Antoine : Et on ne peut pas faire ça si
on veut vivre de notre musique.
Actuellement, on perçoit une sorte d’effervescence
autour de votre groupe. Avez-vous une explication pour cet intérêt
soudain ?
Romain : C’est un cheminement. Petit à
petit on s’est fait connaître. Nous vivons aujourd’hui
en Occident dans un monde d’opulence. Nous sommes gavés
d’images, d’information et de musique. Au point où
il ne nous reste même pas assez de temps à vivre pour
écouter toute la musique produite en temps réel. Donc
ce qui se passe c’est la sélection. Et le mode de consommation
de la musique des jeunes aujourd’hui en est une illustration.
Ils s’en foutent de savoir qui fait quoi. Ils écoutent
un morceau, ils disent : "Putain, ça c’est bon
! Et point-barre je prends". Auparavant régnait le star
system.

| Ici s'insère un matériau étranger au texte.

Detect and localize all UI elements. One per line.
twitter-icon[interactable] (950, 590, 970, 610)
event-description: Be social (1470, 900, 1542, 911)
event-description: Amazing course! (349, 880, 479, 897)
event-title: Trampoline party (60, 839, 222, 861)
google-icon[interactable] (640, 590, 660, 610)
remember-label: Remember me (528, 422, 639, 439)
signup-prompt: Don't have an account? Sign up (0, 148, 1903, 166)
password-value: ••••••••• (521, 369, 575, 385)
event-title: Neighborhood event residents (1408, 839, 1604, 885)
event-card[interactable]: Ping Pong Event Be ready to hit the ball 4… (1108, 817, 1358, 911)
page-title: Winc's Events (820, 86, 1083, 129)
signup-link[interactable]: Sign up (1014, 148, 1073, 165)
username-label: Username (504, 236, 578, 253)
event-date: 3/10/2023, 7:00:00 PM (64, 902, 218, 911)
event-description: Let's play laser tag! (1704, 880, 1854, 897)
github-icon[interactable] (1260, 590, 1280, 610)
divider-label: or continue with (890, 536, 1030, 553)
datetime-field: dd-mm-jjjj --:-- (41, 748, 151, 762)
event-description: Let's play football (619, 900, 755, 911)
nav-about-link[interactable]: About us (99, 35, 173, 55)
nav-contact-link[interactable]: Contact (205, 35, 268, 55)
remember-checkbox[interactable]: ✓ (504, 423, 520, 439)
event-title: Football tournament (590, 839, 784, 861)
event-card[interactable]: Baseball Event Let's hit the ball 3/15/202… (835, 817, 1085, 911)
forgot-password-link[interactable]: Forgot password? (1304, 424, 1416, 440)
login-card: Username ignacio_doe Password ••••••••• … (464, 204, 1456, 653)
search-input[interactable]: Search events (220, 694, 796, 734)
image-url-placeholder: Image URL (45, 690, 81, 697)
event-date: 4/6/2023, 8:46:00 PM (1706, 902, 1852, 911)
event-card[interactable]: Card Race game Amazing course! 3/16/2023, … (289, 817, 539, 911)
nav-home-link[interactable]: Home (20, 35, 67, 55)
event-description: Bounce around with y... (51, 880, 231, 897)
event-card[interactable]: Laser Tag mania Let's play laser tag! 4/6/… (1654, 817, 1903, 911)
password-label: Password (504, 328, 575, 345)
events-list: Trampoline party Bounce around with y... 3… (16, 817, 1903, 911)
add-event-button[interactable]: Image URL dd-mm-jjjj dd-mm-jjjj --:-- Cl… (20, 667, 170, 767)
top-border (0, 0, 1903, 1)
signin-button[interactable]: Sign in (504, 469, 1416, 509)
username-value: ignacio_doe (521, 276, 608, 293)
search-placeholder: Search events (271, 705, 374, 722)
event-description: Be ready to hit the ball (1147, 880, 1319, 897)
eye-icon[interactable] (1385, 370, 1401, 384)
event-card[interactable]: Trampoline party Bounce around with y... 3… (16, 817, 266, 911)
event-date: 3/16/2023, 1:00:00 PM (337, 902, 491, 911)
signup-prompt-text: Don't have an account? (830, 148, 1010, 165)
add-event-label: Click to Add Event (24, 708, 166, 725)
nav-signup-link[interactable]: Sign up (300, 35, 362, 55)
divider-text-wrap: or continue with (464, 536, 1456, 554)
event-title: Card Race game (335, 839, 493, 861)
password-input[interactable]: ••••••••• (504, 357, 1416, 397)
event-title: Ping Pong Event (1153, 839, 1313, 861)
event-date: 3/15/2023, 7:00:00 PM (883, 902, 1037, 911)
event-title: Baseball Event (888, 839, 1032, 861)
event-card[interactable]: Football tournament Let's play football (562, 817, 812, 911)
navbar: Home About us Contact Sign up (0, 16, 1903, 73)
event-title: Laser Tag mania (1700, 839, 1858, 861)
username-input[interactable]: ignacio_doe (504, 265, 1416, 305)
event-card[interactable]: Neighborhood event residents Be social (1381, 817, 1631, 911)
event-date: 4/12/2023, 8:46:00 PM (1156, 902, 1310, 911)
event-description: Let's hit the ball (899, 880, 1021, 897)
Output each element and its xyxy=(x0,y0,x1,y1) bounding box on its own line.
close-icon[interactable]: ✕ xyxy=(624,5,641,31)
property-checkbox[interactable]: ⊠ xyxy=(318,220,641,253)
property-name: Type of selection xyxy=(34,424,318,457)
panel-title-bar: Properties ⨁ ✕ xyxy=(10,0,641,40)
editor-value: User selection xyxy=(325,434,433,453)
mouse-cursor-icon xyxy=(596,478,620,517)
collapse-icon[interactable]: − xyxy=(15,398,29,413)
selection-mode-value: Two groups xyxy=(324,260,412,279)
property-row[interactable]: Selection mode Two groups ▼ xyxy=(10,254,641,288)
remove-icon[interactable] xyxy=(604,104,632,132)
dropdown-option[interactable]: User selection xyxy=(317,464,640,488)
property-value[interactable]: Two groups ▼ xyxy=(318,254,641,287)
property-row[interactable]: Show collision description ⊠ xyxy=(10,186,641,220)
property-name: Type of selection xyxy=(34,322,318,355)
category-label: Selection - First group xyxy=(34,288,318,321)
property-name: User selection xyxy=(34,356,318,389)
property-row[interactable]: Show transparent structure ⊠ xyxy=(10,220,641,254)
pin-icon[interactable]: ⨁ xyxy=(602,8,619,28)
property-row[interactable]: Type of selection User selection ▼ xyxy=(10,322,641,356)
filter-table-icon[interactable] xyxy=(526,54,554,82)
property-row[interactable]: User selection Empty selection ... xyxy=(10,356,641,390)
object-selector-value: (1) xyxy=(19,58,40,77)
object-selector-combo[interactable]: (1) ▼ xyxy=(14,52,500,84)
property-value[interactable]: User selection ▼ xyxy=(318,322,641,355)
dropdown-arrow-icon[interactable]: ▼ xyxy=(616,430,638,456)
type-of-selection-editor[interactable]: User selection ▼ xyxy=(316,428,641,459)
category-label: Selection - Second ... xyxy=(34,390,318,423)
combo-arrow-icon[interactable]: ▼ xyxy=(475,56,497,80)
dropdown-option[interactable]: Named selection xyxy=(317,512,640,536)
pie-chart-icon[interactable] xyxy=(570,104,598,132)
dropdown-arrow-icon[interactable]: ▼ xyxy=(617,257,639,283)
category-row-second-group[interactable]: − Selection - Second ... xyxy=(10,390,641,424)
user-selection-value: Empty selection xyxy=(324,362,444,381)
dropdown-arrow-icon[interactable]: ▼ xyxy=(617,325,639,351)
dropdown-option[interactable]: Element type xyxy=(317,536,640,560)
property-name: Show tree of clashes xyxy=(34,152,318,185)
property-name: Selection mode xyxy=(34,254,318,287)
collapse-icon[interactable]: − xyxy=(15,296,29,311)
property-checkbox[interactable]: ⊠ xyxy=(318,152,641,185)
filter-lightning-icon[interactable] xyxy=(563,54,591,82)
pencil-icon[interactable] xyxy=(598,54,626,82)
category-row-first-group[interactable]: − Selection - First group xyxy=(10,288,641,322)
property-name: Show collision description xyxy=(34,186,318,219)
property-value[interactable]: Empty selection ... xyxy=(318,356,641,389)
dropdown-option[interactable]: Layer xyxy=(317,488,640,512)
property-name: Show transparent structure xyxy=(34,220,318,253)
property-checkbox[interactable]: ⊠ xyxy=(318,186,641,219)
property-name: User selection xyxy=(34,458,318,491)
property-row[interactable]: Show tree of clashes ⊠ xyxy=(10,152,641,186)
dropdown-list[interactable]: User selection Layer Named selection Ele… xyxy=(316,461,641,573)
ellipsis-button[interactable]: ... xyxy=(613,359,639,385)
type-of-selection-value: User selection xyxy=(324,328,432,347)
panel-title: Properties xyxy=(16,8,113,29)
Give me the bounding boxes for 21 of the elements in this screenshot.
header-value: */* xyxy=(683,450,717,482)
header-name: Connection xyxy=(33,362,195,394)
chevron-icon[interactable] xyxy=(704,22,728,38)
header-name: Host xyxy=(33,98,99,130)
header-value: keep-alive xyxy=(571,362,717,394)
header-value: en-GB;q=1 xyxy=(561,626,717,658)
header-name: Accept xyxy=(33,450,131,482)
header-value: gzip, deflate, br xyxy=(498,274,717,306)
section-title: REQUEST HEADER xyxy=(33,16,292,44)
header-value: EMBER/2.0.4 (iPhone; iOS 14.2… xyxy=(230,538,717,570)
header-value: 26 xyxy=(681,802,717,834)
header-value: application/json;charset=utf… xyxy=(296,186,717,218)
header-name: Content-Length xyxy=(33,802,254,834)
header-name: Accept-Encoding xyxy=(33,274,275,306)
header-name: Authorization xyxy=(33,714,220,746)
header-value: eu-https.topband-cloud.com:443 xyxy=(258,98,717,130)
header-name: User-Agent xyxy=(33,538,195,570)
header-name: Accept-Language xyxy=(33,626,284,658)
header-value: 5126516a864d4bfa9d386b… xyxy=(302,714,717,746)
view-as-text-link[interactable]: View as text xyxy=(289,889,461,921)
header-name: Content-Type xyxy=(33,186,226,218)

Maintenant les gens n’en ont rien à branler.
Ils peuvent écouter de la techno, du hip hop, du reggae du
moment que c’est bon.
Et si on existe aujourd’hui, et c’est
un peu prétentieux de ma part que de le dire, c’est
que le mariage qui a eu lieu entre les membres du groupe en fait
un vrai groupe. Et puis ce groupe c’est une tragédie
humaine. C’est une vraie histoire qui peut me faire pleurer
avec tout ce qui nous est arrivé, tout ce qu’on a subi.
Nanou est ma femme et nous avons des enfants. C’est notre
vie. Et puis nous sommes des passionnés. Moi c’est
à la vie à la mort. Je peux mourir dans 5 minutes.
Je suis prêt. Je suis là pour passer du bon temps et
donner avec le cœur, pas du cérébral. Et les
gens perdent ce sens du don avec le cœur. Ils sont dans la
dialectique, dans l’anticipation de l’avenir, etc…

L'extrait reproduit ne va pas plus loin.